Untuk rute kirab malam 1 Suro, sama seperti tahun-tahun sebelumnya yakni dimulai dari Kori Kamandungan-Supit Urang-Gladag-Jalan Mayor Sunaryo-Kapten Mulyadi-Veteran-Yos Sudarso-Slamet Riyadi dan kembali ke keraton.
Kenapa Disebut Kebo Bule Kyai Slamet?
Peran kebo bule Kyai Slamet sendiri menjadi sebagai simbol kekuatan yang praktis dan digunakan sebagai alat pengolah pertanian, sumber mata pencaharian dari orang-orang Jawa.
Kyai Slamet merupakan sebuah kunjungan Raja. Secara harfiah, kunjungi Keraton Surakarta, yaitu ingin mewujudkan keselamatan, kemakmuran, dan rasa aman bagi masyarakatnya.
Kenapa Dikeramatkan?
Sejak lama, kerbau bule ini memang dikeramatkan oleh warga Solo karena menjadi salah satu pusaka Keraton Solo.
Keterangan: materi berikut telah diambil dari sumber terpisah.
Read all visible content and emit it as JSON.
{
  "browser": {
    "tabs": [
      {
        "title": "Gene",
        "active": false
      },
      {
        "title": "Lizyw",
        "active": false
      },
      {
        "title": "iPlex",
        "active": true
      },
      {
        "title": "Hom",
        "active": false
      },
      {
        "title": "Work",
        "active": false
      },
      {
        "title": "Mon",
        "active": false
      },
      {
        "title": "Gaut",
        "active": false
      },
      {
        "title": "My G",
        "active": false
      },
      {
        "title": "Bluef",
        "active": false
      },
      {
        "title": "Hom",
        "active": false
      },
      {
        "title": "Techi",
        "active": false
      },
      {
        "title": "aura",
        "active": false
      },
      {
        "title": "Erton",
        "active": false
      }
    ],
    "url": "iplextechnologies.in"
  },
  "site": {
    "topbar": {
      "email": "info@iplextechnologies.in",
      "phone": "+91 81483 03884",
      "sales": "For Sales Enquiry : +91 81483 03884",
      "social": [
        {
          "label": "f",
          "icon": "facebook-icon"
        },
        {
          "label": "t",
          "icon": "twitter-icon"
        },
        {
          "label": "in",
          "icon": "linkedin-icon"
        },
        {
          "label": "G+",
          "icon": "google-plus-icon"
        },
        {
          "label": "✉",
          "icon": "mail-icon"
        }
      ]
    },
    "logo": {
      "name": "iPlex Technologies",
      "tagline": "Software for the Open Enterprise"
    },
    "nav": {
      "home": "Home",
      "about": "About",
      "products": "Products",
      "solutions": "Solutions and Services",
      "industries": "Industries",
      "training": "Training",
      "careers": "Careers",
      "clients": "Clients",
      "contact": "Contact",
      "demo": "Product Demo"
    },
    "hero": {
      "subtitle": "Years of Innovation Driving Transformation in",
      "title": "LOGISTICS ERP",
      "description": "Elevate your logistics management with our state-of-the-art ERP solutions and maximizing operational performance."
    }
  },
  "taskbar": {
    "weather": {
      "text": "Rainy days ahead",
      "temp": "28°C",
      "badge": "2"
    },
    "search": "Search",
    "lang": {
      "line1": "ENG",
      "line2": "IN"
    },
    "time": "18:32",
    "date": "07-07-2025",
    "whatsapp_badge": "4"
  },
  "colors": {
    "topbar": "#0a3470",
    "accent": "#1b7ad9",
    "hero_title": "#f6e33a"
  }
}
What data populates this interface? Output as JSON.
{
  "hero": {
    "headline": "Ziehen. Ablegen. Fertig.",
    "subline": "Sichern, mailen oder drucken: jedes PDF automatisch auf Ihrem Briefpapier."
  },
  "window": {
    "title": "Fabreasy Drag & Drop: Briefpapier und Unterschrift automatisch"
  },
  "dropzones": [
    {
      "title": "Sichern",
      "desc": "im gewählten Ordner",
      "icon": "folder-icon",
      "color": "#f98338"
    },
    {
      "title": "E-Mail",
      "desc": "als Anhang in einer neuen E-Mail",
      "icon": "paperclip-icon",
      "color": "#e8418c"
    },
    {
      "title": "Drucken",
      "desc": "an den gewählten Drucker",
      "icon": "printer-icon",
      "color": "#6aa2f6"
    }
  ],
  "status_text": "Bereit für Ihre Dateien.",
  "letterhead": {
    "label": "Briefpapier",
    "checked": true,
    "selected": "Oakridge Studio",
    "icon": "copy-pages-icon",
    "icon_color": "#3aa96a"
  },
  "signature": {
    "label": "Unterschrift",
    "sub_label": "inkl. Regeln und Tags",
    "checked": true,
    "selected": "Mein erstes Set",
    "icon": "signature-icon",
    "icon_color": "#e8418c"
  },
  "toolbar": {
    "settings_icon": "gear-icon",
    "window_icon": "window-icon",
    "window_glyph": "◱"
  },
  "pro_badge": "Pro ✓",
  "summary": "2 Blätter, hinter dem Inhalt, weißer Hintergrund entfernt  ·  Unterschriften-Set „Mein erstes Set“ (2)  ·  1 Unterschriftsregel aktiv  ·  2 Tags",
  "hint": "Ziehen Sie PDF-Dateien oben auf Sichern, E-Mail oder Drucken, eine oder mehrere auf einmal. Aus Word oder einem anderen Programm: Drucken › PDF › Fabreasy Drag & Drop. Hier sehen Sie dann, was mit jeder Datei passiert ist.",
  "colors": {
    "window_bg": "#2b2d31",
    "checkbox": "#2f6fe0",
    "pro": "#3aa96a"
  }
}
Biasanya, kerbau-kerbau tersebut hanya akan dikeluarkan oleh pihak Keraton pada perayaan-perayaan tertentu, terutama pada Kirab Malam Satu Syuro.
Tradisi Malam 1 Suro
Selain kirab kebo bule di Solo, terdapat sejumlah tradisi malam 1 Suro di antaranya yaitu:
1. Mubeng Benteng
Keraton Yogyakarta juga memiliki tradisi unik pada malam 1 Suro yaitu Mubeng Beteng. Tradisi Mubeng Beteng atau disebut dengan Lampah Mubeng adalah sebuah tradisi yang dilakukan dengan cara mengelilingi Kompleks Keraton Yogyakarta. Selama berkeliling, pada abdi dalem dan sejumlah masyarakat akan melakukannya tanpa berbicara, bersuara, makan, minum atau merokok.
2. Upacara Tobat
Upacara Tobat adalah perayaan yang dilakukan oleh warga Bengkulu untuk menyambut datangnya Tahun baru Islam. Upacara ini dilakukan sebagai tanda untuk mengenang kepahlawanan dan meninggalnya cucu Nabi Muhammad SAW, Husein bin Ali Abu Thalib. Selain itu, upacara ini juga dipengaruhi dari upacara Karbala di Iran.
3. Ledung Suro
Ledeng Suro menjadi tradisi malam 1 Suro yang dilakukan di Magetan, Jawa Timur. Tradisi ini disebut juga dengan ritual Ngalub Berkah Bolu Rahayu yang dipercaya masyarakat setempat dapat membawa berkah. Ledug Suro dilaksanakan mulai dari satu minggu sebelum Tahun Baru Islam dan Tahun Baru Jawa.
Demikian tadi ulasan mengenai asal usul kebo bule yang dikramatkan oleh warga Surakarta. Semoga bermanfaat!